— Et si tu ne te bats pas maintenant, ajouta le maréchal, je t'assomme à coups de chaise, infâme tueur d'enfants…
Le père d'Aigrigny, en recevant le dernier outrage qu'un homme déjà outragé puisse recevoir, perdit la tête, oublia ses intérêts, ses résolutions, sa peur, oublia jusqu'à Rodin; une ardeur de vengeance effrénée, voilà tout ce qu'il ressentit, puis, une fois son courage revenu, au lieu de redouter cette lutte, il s'en félicita en comparant sa vigoureuse carrure à la maigreur du maréchal presque épuisé par le chagrin; car, dans un pareil combat, combat brutal, sauvage, corps à corps, la force physique est d'un avantage immense.
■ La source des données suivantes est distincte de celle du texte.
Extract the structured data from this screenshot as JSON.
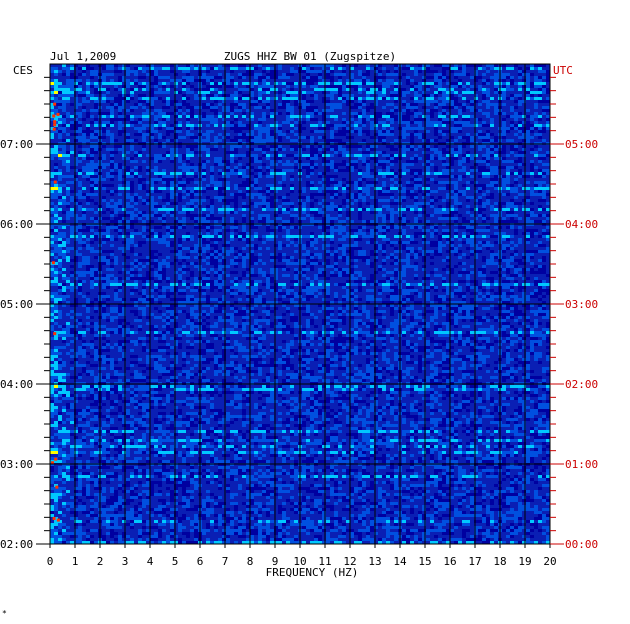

En un instant le père d'Aigrigny eut roulé son mouchoir autour de la lame d'épée qu'il avait ramassée, et il se précipita sur le maréchal Simon, qui reçut intrépidement le choc.
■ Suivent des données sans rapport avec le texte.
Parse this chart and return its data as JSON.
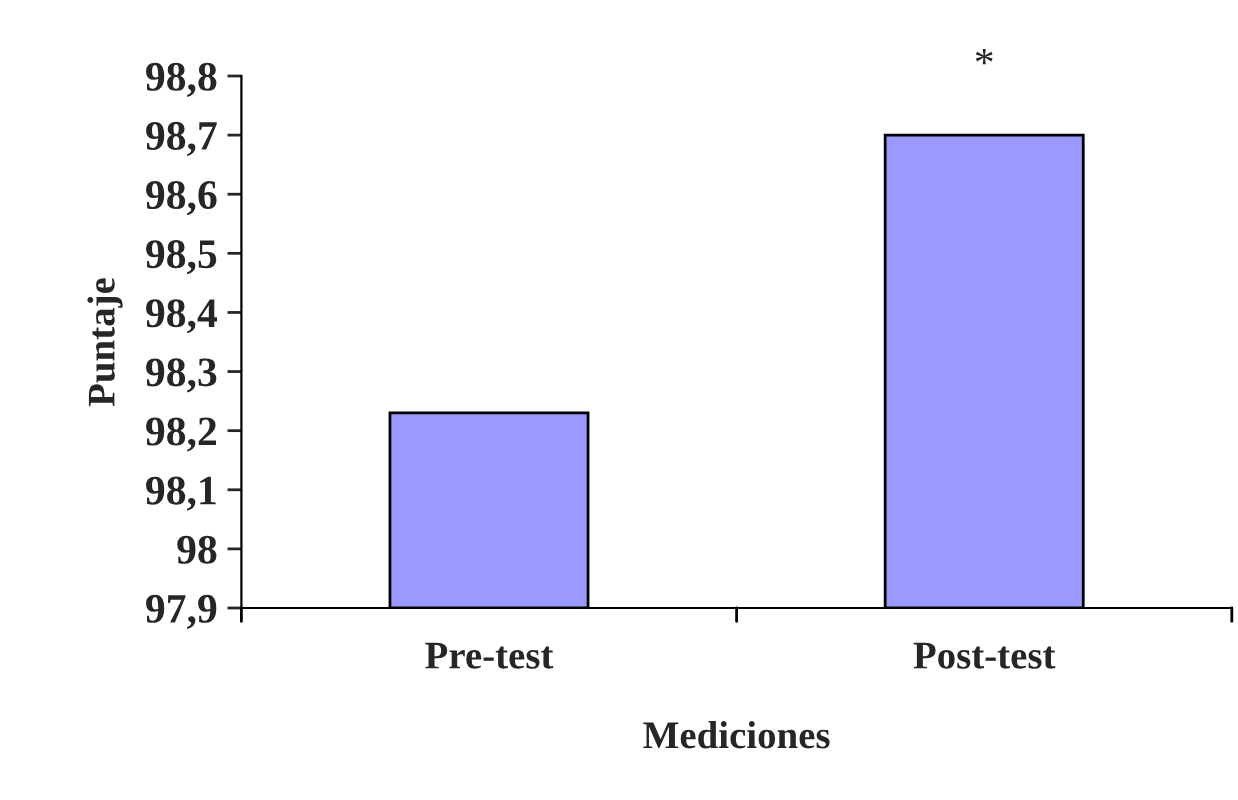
{
  "chart_data": {
    "type": "bar",
    "xlabel": "Mediciones",
    "ylabel": "Puntaje",
    "categories": [
      "Pre-test",
      "Post-test"
    ],
    "values": [
      98.23,
      98.7
    ],
    "color": "#9999ff",
    "ylim": [
      97.9,
      98.8
    ],
    "yticks": [
      {
        "value": 97.9,
        "label": "97,9"
      },
      {
        "value": 98.0,
        "label": "98"
      },
      {
        "value": 98.1,
        "label": "98,1"
      },
      {
        "value": 98.2,
        "label": "98,2"
      },
      {
        "value": 98.3,
        "label": "98,3"
      },
      {
        "value": 98.4,
        "label": "98,4"
      },
      {
        "value": 98.5,
        "label": "98,5"
      },
      {
        "value": 98.6,
        "label": "98,6"
      },
      {
        "value": 98.7,
        "label": "98,7"
      },
      {
        "value": 98.8,
        "label": "98,8"
      }
    ],
    "annotations": [
      {
        "text": "*",
        "x": "Post-test",
        "y": 98.7
      }
    ],
    "grid": false,
    "legend": false
  }
}
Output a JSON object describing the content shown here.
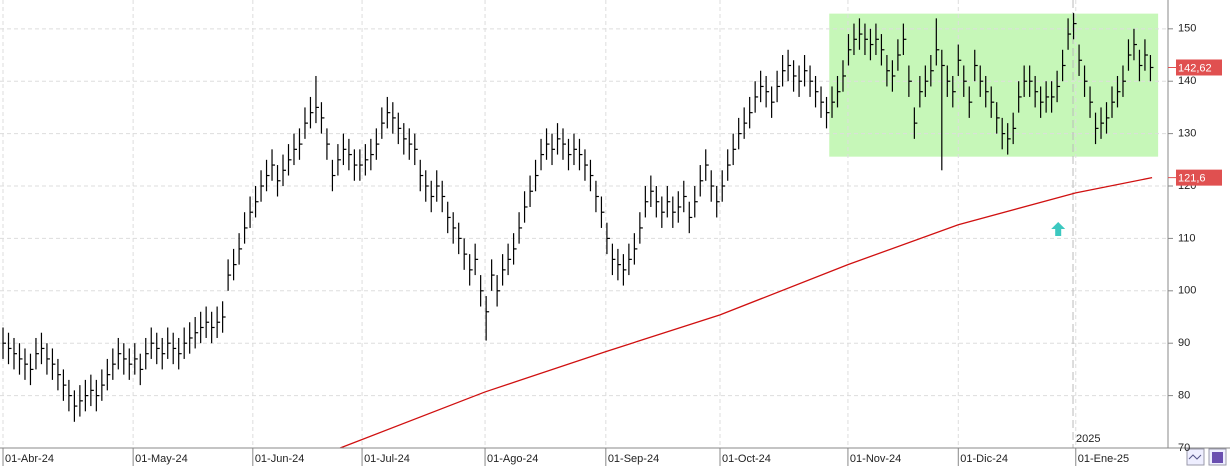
{
  "chart_data": {
    "type": "ohlc",
    "color": "#000000",
    "xlim": [
      -0.55,
      212.2
    ],
    "ylim": [
      70,
      155.5
    ],
    "yticks": [
      70,
      80,
      90,
      100,
      110,
      120,
      130,
      140,
      150
    ],
    "xticks": [
      {
        "value": 0,
        "label": "01-Abr-24"
      },
      {
        "value": 23.7,
        "label": "01-May-24"
      },
      {
        "value": 45.5,
        "label": "01-Jun-24"
      },
      {
        "value": 65.4,
        "label": "01-Jul-24"
      },
      {
        "value": 87.8,
        "label": "01-Ago-24"
      },
      {
        "value": 109.8,
        "label": "01-Sep-24"
      },
      {
        "value": 130.6,
        "label": "01-Oct-24"
      },
      {
        "value": 153.9,
        "label": "01-Nov-24"
      },
      {
        "value": 174,
        "label": "01-Dic-24"
      },
      {
        "value": 195.4,
        "label": "01-Ene-25"
      }
    ],
    "grid": true,
    "close": [
      90,
      89,
      88,
      87,
      86,
      85,
      88,
      89,
      87,
      86,
      84,
      82,
      80,
      78,
      79,
      80,
      81,
      80,
      82,
      84,
      86,
      88,
      87,
      86,
      87,
      85,
      88,
      90,
      89,
      88,
      90,
      89,
      88,
      90,
      91,
      92,
      93,
      94,
      93,
      94,
      95,
      103,
      105,
      108,
      112,
      115,
      117,
      120,
      122,
      124,
      121,
      123,
      125,
      127,
      128,
      132,
      134,
      135,
      133,
      128,
      122,
      125,
      127,
      126,
      124,
      124,
      125,
      126,
      128,
      132,
      134,
      133,
      131,
      129,
      128,
      127,
      122,
      120,
      118,
      120,
      118,
      114,
      112,
      110,
      107,
      104,
      106,
      100,
      96,
      103,
      100,
      104,
      106,
      108,
      112,
      116,
      119,
      122,
      126,
      128,
      127,
      129,
      128,
      126,
      127,
      126,
      124,
      122,
      118,
      115,
      110,
      106,
      105,
      104,
      106,
      108,
      112,
      117,
      119,
      117,
      115,
      117,
      115,
      116,
      118,
      114,
      117,
      121,
      124,
      120,
      117,
      120,
      124,
      127,
      130,
      132,
      134,
      137,
      139,
      138,
      136,
      139,
      142,
      143,
      141,
      140,
      142,
      140,
      138,
      136,
      134,
      136,
      138,
      141,
      146,
      148,
      149,
      148,
      147,
      148,
      146,
      142,
      141,
      145,
      148,
      140,
      132,
      138,
      140,
      142,
      146,
      143,
      140,
      138,
      144,
      140,
      136,
      143,
      140,
      138,
      136,
      133,
      130,
      129,
      131,
      137,
      140,
      140,
      138,
      136,
      137,
      137,
      139,
      143,
      149,
      151,
      144,
      140,
      136,
      131,
      132,
      133,
      136,
      138,
      140,
      145,
      147,
      143,
      145,
      142.62
    ],
    "high": [
      93,
      92,
      91,
      90,
      89,
      88,
      91,
      92,
      90,
      89,
      87,
      85,
      83,
      81,
      82,
      83,
      84,
      83,
      85,
      87,
      89,
      91,
      90,
      89,
      90,
      88,
      91,
      93,
      92,
      91,
      93,
      92,
      91,
      93,
      94,
      95,
      96,
      97,
      96,
      97,
      98,
      106,
      108,
      111,
      115,
      118,
      120,
      123,
      125,
      127,
      124,
      126,
      128,
      130,
      131,
      135,
      137,
      141,
      136,
      131,
      125,
      128,
      130,
      129,
      127,
      127,
      128,
      129,
      131,
      135,
      137,
      136,
      134,
      132,
      131,
      130,
      125,
      123,
      121,
      123,
      121,
      117,
      115,
      113,
      110,
      107,
      109,
      103,
      99,
      106,
      103,
      107,
      109,
      111,
      115,
      119,
      122,
      125,
      129,
      131,
      130,
      132,
      131,
      129,
      130,
      129,
      127,
      125,
      121,
      118,
      113,
      109,
      108,
      107,
      109,
      111,
      115,
      120,
      122,
      120,
      118,
      120,
      118,
      119,
      121,
      117,
      120,
      124,
      127,
      123,
      120,
      123,
      127,
      130,
      133,
      135,
      137,
      140,
      142,
      141,
      139,
      142,
      145,
      146,
      144,
      143,
      145,
      143,
      141,
      139,
      137,
      139,
      141,
      144,
      149,
      151,
      152,
      151,
      150,
      151,
      149,
      145,
      144,
      148,
      151,
      143,
      135,
      141,
      143,
      145,
      152,
      146,
      143,
      141,
      147,
      143,
      139,
      146,
      143,
      141,
      139,
      136,
      133,
      132,
      134,
      140,
      143,
      143,
      141,
      139,
      140,
      140,
      142,
      146,
      152,
      153,
      147,
      143,
      139,
      134,
      135,
      136,
      139,
      141,
      143,
      148,
      150,
      146,
      148,
      145
    ],
    "low": [
      87,
      86,
      85,
      84,
      83,
      82,
      85,
      86,
      84,
      83,
      81,
      79,
      77,
      75,
      76,
      77,
      78,
      77,
      79,
      81,
      83,
      85,
      84,
      83,
      84,
      82,
      85,
      87,
      86,
      85,
      87,
      86,
      85,
      87,
      88,
      89,
      90,
      91,
      90,
      91,
      92,
      100,
      102,
      105,
      109,
      112,
      114,
      117,
      119,
      121,
      118,
      120,
      122,
      124,
      125,
      129,
      131,
      132,
      130,
      125,
      119,
      122,
      124,
      123,
      121,
      121,
      122,
      123,
      125,
      129,
      131,
      130,
      128,
      126,
      125,
      124,
      119,
      117,
      115,
      117,
      115,
      111,
      109,
      107,
      104,
      101,
      103,
      97,
      90.5,
      100,
      97,
      101,
      103,
      105,
      109,
      113,
      116,
      119,
      123,
      125,
      124,
      126,
      125,
      123,
      124,
      123,
      121,
      119,
      115,
      112,
      107,
      103,
      102,
      101,
      103,
      105,
      109,
      114,
      116,
      114,
      112,
      114,
      112,
      113,
      115,
      111,
      114,
      118,
      121,
      117,
      114,
      117,
      121,
      124,
      127,
      129,
      131,
      134,
      136,
      135,
      133,
      136,
      139,
      140,
      138,
      137,
      139,
      137,
      135,
      133,
      131,
      133,
      135,
      138,
      143,
      145,
      146,
      145,
      144,
      145,
      143,
      139,
      138,
      142,
      145,
      137,
      129,
      135,
      137,
      139,
      143,
      123,
      137,
      135,
      141,
      137,
      133,
      140,
      137,
      135,
      133,
      130,
      127,
      126,
      128,
      134,
      137,
      137,
      135,
      133,
      134,
      134,
      136,
      140,
      146,
      148,
      141,
      137,
      133,
      128,
      129,
      130,
      133,
      135,
      137,
      142,
      144,
      140,
      142,
      140
    ],
    "moving_average": {
      "color": "#d01010",
      "x": [
        61.4,
        87.8,
        109.8,
        130.6,
        153.9,
        174,
        195.4,
        209.3
      ],
      "values": [
        70,
        80.7,
        88.4,
        95.4,
        105,
        112.6,
        118.7,
        121.6
      ]
    },
    "last_price": {
      "value": 142.62,
      "label": "142,62"
    },
    "ma_last": {
      "value": 121.6,
      "label": "121,6"
    },
    "highlight": {
      "x": [
        150.5,
        210.4
      ],
      "y": [
        125.6,
        152.9
      ],
      "color": "#c6f7b8"
    },
    "year_marker": {
      "value": 194.9,
      "label": "2025"
    },
    "arrow": {
      "x": 192.2,
      "y": 111.6,
      "color": "#3cc8c0"
    }
  }
}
Pendant le peu de temps que dura cette lutte inégale, car le maréchal était depuis quelques jours en proie à une fièvre dévorante qui avait miné ses forces, les deux combattants, muets, acharnés, ne dirent pas un mot, ne poussèrent pas un cri.
Si quelqu'un eût assisté à cette scène horrible, il lui eût été impossible de dire où et comment se portaient les coups: il aurait vu deux têtes effrayantes, livides, convulsives, s'abaisser, se redresser, ou se renverser en arrière, selon les incidents du combat, les bras se roidir comme des barres de fer ou se tordre comme des serpents, et puis, à travers les brusques ondulations de la redingote bleue du maréchal et de la soutane noire du jésuite, parfois luire et reluire comme un vif éclair d'acier… il eût enfin entendu un piétinement sourd, saccadé, ou de temps à autre quelque aspiration bruyante.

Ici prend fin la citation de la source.